Carolyn Smith-Kizer - French Colonial Habitante

French Colonial Womens' Dress,

1740-1760

In order of wearing.


Chemise or Shift Basic under garment of the 18thC, worn next to skin, usually linen, white or off-white. Used as nightgown, as well. French Style from Garsault's instructions (c)marquise.de

Jumps/corset Worn over chemise - may take the place of stays around the house. When worn out in public, sleeves were tied on, or for warmth. corset blanc (white corset), from M. Garsault's Description des Arts et Métiers, 1769. Waugh: "This is usually made in white linen and lined, it is only boned each side of the centre front. The centre back can be sewn together, or open and laced. The fronts can be laced, buttoned, or tied with ribbon ties. The sleeve «O» may either be sewn in, or just laced on top of the shoulder." (Cut of Women's Clothes, p. 107). Click to order a pair of jumps.
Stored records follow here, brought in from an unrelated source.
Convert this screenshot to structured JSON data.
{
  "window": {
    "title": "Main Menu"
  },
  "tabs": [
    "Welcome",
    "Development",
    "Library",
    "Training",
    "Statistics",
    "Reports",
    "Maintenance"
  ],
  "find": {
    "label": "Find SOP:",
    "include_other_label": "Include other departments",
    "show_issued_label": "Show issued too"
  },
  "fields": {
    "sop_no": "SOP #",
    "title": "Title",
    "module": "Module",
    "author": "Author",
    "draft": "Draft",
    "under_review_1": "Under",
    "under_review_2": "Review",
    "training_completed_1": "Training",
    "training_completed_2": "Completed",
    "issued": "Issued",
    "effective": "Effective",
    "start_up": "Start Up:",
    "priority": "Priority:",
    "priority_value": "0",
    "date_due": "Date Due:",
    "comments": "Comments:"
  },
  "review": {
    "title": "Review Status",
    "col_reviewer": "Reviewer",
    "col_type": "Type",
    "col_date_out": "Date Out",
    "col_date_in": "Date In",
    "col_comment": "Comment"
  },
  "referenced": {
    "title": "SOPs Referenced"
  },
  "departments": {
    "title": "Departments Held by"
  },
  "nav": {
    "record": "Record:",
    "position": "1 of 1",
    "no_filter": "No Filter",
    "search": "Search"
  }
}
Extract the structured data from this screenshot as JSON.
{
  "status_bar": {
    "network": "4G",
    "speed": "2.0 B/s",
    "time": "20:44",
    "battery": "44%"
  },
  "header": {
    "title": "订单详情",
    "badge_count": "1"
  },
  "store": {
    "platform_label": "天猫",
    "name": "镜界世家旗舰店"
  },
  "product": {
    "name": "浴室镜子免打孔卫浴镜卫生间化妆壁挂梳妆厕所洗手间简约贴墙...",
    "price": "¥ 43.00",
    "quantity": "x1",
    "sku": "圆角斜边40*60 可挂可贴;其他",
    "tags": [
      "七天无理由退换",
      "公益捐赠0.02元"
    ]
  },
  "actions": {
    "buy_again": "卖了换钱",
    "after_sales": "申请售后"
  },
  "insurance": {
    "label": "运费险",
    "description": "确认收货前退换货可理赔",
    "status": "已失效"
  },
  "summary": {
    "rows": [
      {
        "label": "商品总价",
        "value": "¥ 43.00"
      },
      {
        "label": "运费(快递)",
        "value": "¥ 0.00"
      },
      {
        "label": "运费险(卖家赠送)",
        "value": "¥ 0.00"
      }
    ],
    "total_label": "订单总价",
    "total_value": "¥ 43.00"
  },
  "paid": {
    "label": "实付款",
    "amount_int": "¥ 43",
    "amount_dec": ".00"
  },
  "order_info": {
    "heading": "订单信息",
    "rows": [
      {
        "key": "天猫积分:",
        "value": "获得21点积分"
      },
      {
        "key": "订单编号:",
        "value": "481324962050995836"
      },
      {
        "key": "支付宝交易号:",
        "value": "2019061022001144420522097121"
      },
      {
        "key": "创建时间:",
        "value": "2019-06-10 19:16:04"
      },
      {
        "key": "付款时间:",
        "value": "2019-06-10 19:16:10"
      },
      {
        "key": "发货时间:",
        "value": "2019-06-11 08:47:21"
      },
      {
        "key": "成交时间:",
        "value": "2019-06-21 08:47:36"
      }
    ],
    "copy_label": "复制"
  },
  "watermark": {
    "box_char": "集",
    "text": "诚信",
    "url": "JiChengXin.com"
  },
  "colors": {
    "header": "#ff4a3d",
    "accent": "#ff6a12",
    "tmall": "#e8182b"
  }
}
Stays or corps is the basic foundation/support garment, worn over chemise. Could have straps, and various lacing styles. The tabs at the waist help to hold up the layers of petticoats so your waist is not pinched. Instructions for making 18thC stays (c)marquise.de

Pockets are worn on a string over the underpetticoats and just under the topmost petticoat. They held all manner of things from eating utensils to dice and money.

Jupes or Petticoats come next, usually two or more depending upon the weather. Sometimes quilted jupes were worn over panniers to avoid ridges from boning. Making Jupes/petticoats

Ferreted edge binding on jupe/petticoat hem Notice ferreted edge for hem.

Various Jackets and Robes

Casaque Fashionable jacket in the first half of the 18th century. Features the larger sleeve and deep cuff. Often worn in undress. Perfect for maternity wear.

Pet-en-Lair or Demi-Robe worn as a jacket with a stomacher; jupe may not have been matching. Was also worn lengthened as a Robe-a-la-Française, usually with a matching jupe.

Mantelets and Juste au Corps were jackets fastened in various ways and with several skirt and cuff treatments. A favorite look was affectionately known as the "Chocolate Girl" jacket.

Camisole is less fitting than a corset and usually ties in front with ribbons, also known as a quilted waistcoat--worn for warmth and support at night or déshabillé under a bed jacket or casaque.

Manteau-de-lit or bed jacket, worn open over stays, corset, camisole or tied shut with 2 ties above nipple height or closed with apron and strings.